I’ll begin this post by saying, I love research, and I always have. I’m a private person, preferring to slip through each day in invisibility, something that’s becoming increasingly easier as I get older, when age seems to change us into the barely discernible when walking down the street or waiting in a queue, but that’s another story. As I was saying, I’m a private person who believes others have the same right to privacy, so I shun gossip and have no desire to know anything about others other than they choose to share with me. This is where researching is contradictory to my nature. Once I have a story idea for a work of fiction I’ll strive to make this as authentic as possible. Several years ago I wrote a short fiction story about an Aboriginal massacre, setting this event in an actual town one hundred years earlier. The research for this story was almost as extensive as the writing itself, as I researched Aboriginal names and language for that area, customs, clothing etc. So deep was my immersion into the background that, in the end, I wasn’t completely sure the event hadn’t happened as I’d written it.

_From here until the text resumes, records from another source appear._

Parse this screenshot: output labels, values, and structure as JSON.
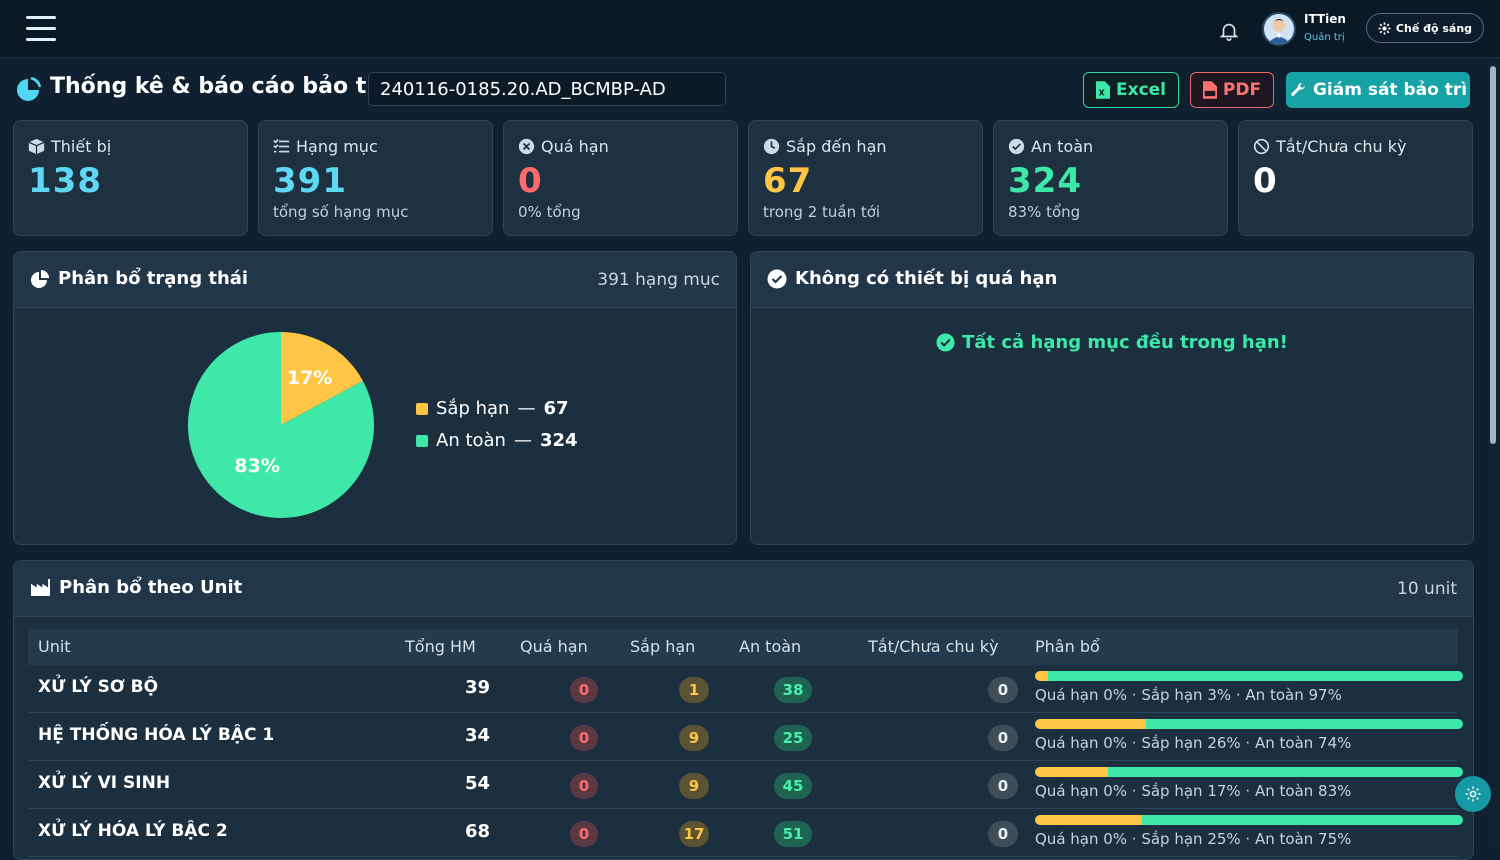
{
  "topbar": {
    "user_name": "ITTien",
    "user_role": "Quản trị",
    "theme_toggle_label": "Chế độ sáng"
  },
  "page": {
    "title": "Thống kê & báo cáo bảo trì",
    "report_code": "240116-0185.20.AD_BCMBP-AD",
    "excel_label": "Excel",
    "pdf_label": "PDF",
    "monitor_label": "Giám sát bảo trì"
  },
  "cards": [
    {
      "label": "Thiết bị",
      "value": "138",
      "sub": "",
      "icon": "box-icon",
      "color": "#5fd8f5"
    },
    {
      "label": "Hạng mục",
      "value": "391",
      "sub": "tổng số hạng mục",
      "icon": "list-icon",
      "color": "#5fd8f5"
    },
    {
      "label": "Quá hạn",
      "value": "0",
      "sub": "0% tổng",
      "icon": "x-circle-icon",
      "color": "#ff6a6a"
    },
    {
      "label": "Sắp đến hạn",
      "value": "67",
      "sub": "trong 2 tuần tới",
      "icon": "clock-icon",
      "color": "#ffc545"
    },
    {
      "label": "An toàn",
      "value": "324",
      "sub": "83% tổng",
      "icon": "check-circle-icon",
      "color": "#3de8a9"
    },
    {
      "label": "Tắt/Chưa chu kỳ",
      "value": "0",
      "sub": "",
      "icon": "ban-icon",
      "color": "#ffffff"
    }
  ],
  "status_panel": {
    "title": "Phân bổ trạng thái",
    "count": "391 hạng mục",
    "legend": [
      {
        "name": "Sắp hạn",
        "value": "67",
        "color": "#ffc545"
      },
      {
        "name": "An toàn",
        "value": "324",
        "color": "#3de8a9"
      }
    ]
  },
  "chart_data": {
    "type": "pie",
    "categories": [
      "Sắp hạn",
      "An toàn"
    ],
    "values": [
      67,
      324
    ],
    "labels": [
      "17%",
      "83%"
    ],
    "colors": [
      "#ffc545",
      "#3de8a9"
    ],
    "legend": "right"
  },
  "overdue_panel": {
    "title": "Không có thiết bị quá hạn",
    "message": "Tất cả hạng mục đều trong hạn!"
  },
  "unit_panel": {
    "title": "Phân bổ theo Unit",
    "count": "10 unit",
    "columns": [
      "Unit",
      "Tổng HM",
      "Quá hạn",
      "Sắp hạn",
      "An toàn",
      "Tắt/Chưa chu kỳ",
      "Phân bổ"
    ],
    "rows": [
      {
        "unit": "XỬ LÝ SƠ BỘ",
        "total": "39",
        "overdue": "0",
        "due": "1",
        "safe": "38",
        "off": "0",
        "overdue_pct": 0,
        "due_pct": 3,
        "safe_pct": 97,
        "dist": "Quá hạn 0% · Sắp hạn 3% · An toàn 97%"
      },
      {
        "unit": "HỆ THỐNG HÓA LÝ BẬC 1",
        "total": "34",
        "overdue": "0",
        "due": "9",
        "safe": "25",
        "off": "0",
        "overdue_pct": 0,
        "due_pct": 26,
        "safe_pct": 74,
        "dist": "Quá hạn 0% · Sắp hạn 26% · An toàn 74%"
      },
      {
        "unit": "XỬ LÝ VI SINH",
        "total": "54",
        "overdue": "0",
        "due": "9",
        "safe": "45",
        "off": "0",
        "overdue_pct": 0,
        "due_pct": 17,
        "safe_pct": 83,
        "dist": "Quá hạn 0% · Sắp hạn 17% · An toàn 83%"
      },
      {
        "unit": "XỬ LÝ HÓA LÝ BẬC 2",
        "total": "68",
        "overdue": "0",
        "due": "17",
        "safe": "51",
        "off": "0",
        "overdue_pct": 0,
        "due_pct": 25,
        "safe_pct": 75,
        "dist": "Quá hạn 0% · Sắp hạn 25% · An toàn 75%"
      }
    ]
  }
}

My fondness of research is probably why I lean toward nonfiction and speculative nonfiction as my preferred genres, and how easy is it to research these days when almost everything I need is at my fingers tips, just a keystroke away.


My method of research is to explore every possibly for factual information on people, places and events that can be cross referenced for accuracy. One source is never enough for me, particularly in these days of digitised records that can be altered or added to by individuals as it only takes one error and this will be repeated as fact by all who follow after. This is a frequent occurrence on Ancestry.com where information can be copied from tree to tree until the blurring of records become a new truth. To guard against this I will spend hours, days if necessary, following up family trees completely unconnected to the one I’m working on, following branches and twigs to ensure I'm actually climbing the right tree. In the event I’m unable to prove or disprove, I choose not to use the information.

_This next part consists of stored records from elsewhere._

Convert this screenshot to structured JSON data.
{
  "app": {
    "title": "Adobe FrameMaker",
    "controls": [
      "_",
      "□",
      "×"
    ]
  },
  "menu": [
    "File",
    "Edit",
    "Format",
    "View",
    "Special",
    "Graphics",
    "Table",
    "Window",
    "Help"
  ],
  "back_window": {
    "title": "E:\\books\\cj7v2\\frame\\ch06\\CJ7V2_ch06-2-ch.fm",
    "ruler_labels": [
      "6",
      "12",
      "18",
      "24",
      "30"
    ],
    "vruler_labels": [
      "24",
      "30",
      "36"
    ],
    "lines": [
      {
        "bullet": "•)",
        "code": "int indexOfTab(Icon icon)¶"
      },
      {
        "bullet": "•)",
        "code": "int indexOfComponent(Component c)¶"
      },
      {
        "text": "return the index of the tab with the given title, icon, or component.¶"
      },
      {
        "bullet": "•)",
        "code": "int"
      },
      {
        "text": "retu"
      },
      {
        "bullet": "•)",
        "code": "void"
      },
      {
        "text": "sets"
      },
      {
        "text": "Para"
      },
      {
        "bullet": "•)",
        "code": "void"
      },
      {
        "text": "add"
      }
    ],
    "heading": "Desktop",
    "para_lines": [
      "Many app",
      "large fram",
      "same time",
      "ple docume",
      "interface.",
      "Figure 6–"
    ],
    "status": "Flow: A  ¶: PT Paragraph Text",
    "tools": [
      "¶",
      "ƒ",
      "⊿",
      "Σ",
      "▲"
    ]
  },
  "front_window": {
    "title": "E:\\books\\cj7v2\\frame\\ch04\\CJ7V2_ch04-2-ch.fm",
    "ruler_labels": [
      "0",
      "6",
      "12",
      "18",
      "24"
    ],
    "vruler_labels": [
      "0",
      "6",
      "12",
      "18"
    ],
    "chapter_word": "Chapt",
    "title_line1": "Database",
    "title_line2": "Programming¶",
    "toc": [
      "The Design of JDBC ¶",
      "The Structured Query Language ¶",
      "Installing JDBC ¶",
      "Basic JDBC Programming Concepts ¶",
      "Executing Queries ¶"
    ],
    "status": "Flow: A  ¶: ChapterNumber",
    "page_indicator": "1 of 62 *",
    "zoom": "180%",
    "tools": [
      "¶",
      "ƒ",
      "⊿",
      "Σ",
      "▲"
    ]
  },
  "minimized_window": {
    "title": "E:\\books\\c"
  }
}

I also use Trove, the Australian digitised newspapers site, which is still free to use. Trove is created and maintained by the National Library of Australia and helps people find and use resources relating to Australia. More than a search engine, Trove brings together content from libraries, museums, archives and other research organisations and gives you tools to explore and build. I spend a lot of time on Trove as it helps me tie key events with people with citable references – very useful in adding dimensions to characters in speculative nonfiction.

When writing Tasmanian family histories, The Hidden Risks, Villains and Valour, there was no better better place to begin than with convict and pioneer records in the Tasmanian Colonial Links database and associated sites.

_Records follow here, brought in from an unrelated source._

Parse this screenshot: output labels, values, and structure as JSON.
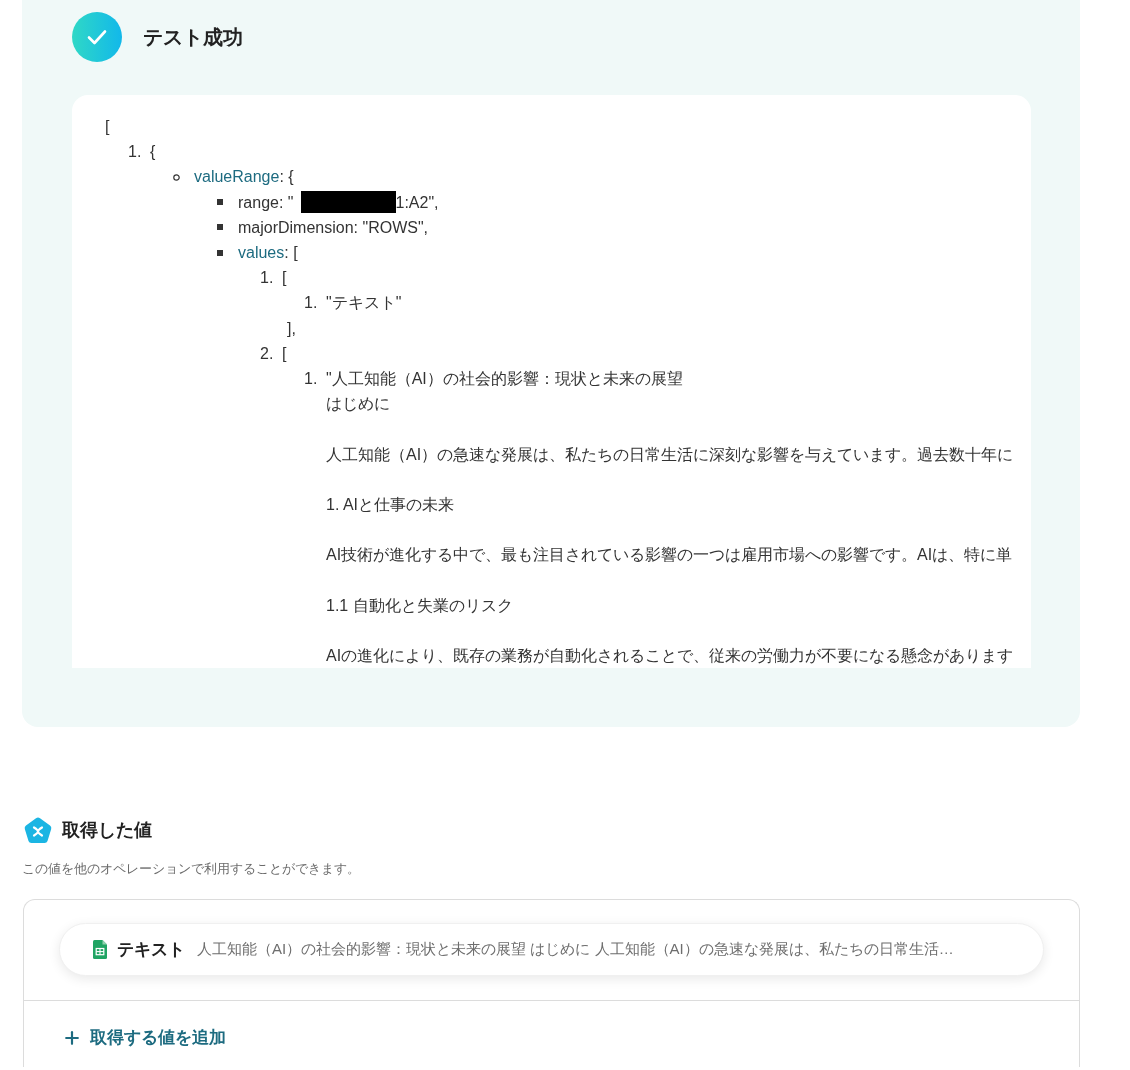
{
  "result": {
    "title": "テスト成功",
    "output": {
      "open": "[",
      "items": [
        {
          "kind": "number",
          "marker": "1.",
          "text": "{",
          "children": [
            {
              "kind": "circle",
              "key": "valueRange",
              "expandable": true,
              "text": ": {",
              "children": [
                {
                  "kind": "square",
                  "key": "range",
                  "expandable": false,
                  "text": ": \"",
                  "redacted": true,
                  "text_after": "1:A2\","
                },
                {
                  "kind": "square",
                  "key": "majorDimension",
                  "expandable": false,
                  "text": ": \"ROWS\","
                },
                {
                  "kind": "square",
                  "key": "values",
                  "expandable": true,
                  "text": ": [",
                  "children": [
                    {
                      "kind": "number",
                      "marker": "1.",
                      "text": "[",
                      "children": [
                        {
                          "kind": "number",
                          "marker": "1.",
                          "text": "\"テキスト\""
                        }
                      ],
                      "close": "],"
                    },
                    {
                      "kind": "number",
                      "marker": "2.",
                      "text": "[",
                      "children": [
                        {
                          "kind": "number",
                          "marker": "1.",
                          "paragraphs": [
                            [
                              "\"人工知能（AI）の社会的影響：現状と未来の展望",
                              "はじめに"
                            ],
                            [
                              "人工知能（AI）の急速な発展は、私たちの日常生活に深刻な影響を与えています。過去数十年に"
                            ],
                            [
                              "1. AIと仕事の未来"
                            ],
                            [
                              "AI技術が進化する中で、最も注目されている影響の一つは雇用市場への影響です。AIは、特に単"
                            ],
                            [
                              "1.1 自動化と失業のリスク"
                            ],
                            [
                              "AIの進化により、既存の業務が自動化されることで、従来の労働力が不要になる懸念があります"
                            ]
                          ]
                        }
                      ]
                    }
                  ]
                }
              ]
            }
          ]
        }
      ]
    }
  },
  "values_section": {
    "title": "取得した値",
    "description": "この値を他のオペレーションで利用することができます。",
    "items": [
      {
        "label": "テキスト",
        "value": "人工知能（AI）の社会的影響：現状と未来の展望 はじめに 人工知能（AI）の急速な発展は、私たちの日常生活…"
      }
    ],
    "add_button": "取得する値を追加"
  }
}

Another site I use is The British Newspaper Archive but this is a user pays site so I wait until I've got a number of things to follow up.

By far the most used resource, although the results can be serendipitous, is Google or other search engines and I can spend  many hours searching for that elusive – just one more thing.

All of the above are used in conjunction with print reference books, a costly exercise at times as my local library doesn't carry out of print books so often needed for reference. 


As I gather material I cut and paste blocks of information into a reference document for that particular project or for a specific family line, with handwritten notes in my journal that is also frequently dotted with the simple maths I use to calculate age and years of birth and death. Another form of cross referencing.

Additonal to this is the myriad scraps of paper that I tend to scribble on when in a hurry, often indecipherable at a later date but it's part of the literary litter of the writer, well this writer anyway, and a habit I haven't been able to break. 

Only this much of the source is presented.